For the first time, we have characterized mature human B cells that have an anergic phenotype, providing a critical link to twenty years of research in mice. These IgM-Low naive B cells are predominantly autoreactive and they have a reduced capacity to flux calcium, phosphorylate tyrosines or survive after stimulation. Intense stimulation causes these cells to be activated, consistent with the long-standing view that anergic B cells may be a source of pathological autoantibodies in diseases such as systemic lupus erythematosus. The long term goal of the experiments proposed herein is to translate our new basic understanding of a central mechanism of immune tolerance in humans, anergy, into a new thinking that will lead to tangible treatments of lupus.
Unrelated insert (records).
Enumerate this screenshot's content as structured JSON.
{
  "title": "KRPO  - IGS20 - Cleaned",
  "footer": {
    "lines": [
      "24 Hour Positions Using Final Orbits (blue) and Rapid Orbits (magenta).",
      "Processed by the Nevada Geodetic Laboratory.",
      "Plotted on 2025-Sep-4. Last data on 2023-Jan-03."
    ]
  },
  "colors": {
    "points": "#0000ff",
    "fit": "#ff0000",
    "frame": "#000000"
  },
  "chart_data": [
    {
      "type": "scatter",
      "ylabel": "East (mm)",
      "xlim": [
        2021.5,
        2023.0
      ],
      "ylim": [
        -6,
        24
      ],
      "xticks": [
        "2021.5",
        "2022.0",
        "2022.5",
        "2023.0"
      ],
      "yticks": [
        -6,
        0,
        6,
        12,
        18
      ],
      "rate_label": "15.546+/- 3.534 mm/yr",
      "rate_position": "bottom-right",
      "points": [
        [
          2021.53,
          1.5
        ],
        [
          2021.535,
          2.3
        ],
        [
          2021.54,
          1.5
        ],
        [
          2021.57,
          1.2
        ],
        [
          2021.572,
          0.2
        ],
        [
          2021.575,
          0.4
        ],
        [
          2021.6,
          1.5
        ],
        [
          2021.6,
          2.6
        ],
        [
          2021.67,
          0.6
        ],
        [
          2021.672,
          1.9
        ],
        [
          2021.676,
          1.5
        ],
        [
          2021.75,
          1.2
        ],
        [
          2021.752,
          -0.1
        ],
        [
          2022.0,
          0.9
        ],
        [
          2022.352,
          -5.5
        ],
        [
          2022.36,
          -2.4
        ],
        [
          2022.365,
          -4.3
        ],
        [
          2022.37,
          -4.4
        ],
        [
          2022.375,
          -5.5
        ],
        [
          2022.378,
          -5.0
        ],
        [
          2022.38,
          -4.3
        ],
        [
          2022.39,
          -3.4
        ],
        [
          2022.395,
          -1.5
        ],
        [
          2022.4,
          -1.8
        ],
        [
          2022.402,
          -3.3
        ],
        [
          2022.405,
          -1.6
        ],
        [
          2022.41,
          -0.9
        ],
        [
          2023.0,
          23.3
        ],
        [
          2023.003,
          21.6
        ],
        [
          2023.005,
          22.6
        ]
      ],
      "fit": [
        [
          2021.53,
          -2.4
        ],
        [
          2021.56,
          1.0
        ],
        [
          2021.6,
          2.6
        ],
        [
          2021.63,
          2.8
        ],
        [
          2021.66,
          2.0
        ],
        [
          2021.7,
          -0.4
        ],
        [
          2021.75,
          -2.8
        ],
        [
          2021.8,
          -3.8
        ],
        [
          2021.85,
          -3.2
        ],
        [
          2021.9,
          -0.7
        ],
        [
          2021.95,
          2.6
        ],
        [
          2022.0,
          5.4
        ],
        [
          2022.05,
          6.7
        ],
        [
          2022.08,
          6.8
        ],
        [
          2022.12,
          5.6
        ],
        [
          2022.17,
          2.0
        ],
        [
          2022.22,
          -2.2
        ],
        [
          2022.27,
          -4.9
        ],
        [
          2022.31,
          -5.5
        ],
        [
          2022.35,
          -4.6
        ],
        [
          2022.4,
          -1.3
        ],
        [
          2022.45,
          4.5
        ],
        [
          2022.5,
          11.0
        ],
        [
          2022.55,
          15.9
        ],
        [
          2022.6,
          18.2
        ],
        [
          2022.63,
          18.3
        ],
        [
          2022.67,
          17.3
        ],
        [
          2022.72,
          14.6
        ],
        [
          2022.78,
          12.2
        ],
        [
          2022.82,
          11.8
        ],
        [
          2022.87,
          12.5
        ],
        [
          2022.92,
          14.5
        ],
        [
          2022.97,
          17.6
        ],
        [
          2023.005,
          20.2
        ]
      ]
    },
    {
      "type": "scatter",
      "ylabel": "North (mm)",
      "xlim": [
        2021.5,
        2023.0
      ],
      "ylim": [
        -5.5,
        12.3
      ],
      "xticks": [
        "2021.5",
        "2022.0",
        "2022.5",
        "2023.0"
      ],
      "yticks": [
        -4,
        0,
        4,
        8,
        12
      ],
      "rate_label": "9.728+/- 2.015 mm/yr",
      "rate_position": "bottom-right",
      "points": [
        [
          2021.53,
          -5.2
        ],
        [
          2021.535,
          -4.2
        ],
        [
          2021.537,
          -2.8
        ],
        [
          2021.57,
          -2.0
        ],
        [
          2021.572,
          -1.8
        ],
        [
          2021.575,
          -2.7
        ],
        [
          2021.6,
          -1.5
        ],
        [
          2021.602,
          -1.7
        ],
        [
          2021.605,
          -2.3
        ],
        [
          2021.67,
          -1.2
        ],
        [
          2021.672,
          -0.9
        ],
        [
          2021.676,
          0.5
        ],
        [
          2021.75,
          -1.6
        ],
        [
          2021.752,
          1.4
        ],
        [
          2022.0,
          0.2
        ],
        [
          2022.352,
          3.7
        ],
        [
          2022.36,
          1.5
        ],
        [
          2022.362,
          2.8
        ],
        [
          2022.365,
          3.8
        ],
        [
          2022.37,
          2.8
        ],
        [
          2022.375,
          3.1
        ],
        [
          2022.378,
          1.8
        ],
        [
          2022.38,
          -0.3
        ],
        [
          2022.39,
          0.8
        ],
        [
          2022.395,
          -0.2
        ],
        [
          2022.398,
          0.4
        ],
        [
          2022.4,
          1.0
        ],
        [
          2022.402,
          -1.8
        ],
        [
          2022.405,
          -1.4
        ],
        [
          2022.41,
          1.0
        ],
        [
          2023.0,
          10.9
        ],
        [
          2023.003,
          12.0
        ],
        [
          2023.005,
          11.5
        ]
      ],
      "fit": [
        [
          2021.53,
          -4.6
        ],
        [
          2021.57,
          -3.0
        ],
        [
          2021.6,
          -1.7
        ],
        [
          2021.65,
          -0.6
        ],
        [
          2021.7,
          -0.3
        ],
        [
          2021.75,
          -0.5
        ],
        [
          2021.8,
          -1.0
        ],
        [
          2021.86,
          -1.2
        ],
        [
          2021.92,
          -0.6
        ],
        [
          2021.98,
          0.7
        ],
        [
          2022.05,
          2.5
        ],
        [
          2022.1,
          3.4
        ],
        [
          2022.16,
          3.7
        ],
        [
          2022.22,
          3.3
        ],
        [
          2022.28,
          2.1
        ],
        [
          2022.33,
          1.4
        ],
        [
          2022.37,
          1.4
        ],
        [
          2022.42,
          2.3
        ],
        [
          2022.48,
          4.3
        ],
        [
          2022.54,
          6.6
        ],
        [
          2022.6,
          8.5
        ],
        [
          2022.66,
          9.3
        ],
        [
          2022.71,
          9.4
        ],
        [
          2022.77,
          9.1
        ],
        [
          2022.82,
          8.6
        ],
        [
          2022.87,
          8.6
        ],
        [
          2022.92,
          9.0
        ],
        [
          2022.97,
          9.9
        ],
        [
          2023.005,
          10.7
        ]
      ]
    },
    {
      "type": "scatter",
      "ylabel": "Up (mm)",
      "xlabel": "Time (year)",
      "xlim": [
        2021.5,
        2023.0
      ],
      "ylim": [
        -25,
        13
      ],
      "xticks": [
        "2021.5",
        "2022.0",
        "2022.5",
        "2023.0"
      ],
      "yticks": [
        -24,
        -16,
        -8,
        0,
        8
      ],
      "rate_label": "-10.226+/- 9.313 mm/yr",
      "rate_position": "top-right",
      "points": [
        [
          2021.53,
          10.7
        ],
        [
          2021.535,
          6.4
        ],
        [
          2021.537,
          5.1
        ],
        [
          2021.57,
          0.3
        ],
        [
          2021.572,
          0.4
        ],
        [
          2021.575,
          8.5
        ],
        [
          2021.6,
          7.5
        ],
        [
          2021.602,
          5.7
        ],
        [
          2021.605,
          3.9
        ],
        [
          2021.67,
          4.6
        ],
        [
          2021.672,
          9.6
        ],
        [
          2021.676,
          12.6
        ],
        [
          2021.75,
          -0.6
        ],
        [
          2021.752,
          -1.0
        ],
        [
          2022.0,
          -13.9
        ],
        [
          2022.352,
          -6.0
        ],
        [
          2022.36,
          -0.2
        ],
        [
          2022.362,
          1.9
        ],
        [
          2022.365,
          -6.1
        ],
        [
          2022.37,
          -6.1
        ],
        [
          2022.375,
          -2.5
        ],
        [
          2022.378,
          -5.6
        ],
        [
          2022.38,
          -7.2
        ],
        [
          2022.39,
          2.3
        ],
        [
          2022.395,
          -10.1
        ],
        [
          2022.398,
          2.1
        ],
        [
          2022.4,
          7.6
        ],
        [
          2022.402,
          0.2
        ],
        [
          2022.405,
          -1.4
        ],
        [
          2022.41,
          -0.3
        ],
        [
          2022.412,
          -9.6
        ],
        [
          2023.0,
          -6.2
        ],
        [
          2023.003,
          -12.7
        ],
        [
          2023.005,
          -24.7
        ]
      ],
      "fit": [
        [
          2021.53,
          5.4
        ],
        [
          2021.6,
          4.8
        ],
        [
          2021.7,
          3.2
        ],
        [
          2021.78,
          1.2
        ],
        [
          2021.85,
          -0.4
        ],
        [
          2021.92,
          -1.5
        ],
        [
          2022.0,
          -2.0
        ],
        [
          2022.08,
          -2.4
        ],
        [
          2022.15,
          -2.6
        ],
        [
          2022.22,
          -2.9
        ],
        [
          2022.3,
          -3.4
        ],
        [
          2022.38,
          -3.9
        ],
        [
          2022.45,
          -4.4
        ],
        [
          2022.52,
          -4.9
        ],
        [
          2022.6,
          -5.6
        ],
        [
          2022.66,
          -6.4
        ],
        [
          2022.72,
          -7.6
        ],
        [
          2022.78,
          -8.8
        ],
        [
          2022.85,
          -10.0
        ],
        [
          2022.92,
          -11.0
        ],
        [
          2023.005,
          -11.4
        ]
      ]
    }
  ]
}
We suspect there are defects in anergic B cells that may be typical in various lupus patients, each of which could substantially alter our understanding and treatment strategies of this disease. We hypothesize that anergy is not induced or maintained for autoreactive B cells in SLE patients, allowing these cells to become fully functional. Anergic B cells may be a pool of autoreactive B cells that produce pathological autoimmune responses. To test these hypotheses in Specific aim 1, we will use flow cytometry and molecular variable gene analysis to compare the frequency and phenotype of anergic B cells in a cohort of lupus patients with age and sex matched unaffected controls.
In specific aim 2 we will determine if anergic B cells in lupus patients have altered function and the molecules involved, leading to full immune reactivity despite being autoreactive.
In specific Aim 3 we will compare the specificities and affinities of a panel of recombinant human monoclonal antibodies from anergic B cells of lupus patients to antibodies from healthy controls. With this analysis we will identify natural autoantigens that may escape tolerance and cause pathology in SLE patients.
This study will provide an understanding of how dangerous B cells that react with our own tissues are controlled in lupus patients. The understanding of these mechanisms and exploration of how these cells are naturally controlled could provide new options for the treatment of lupus.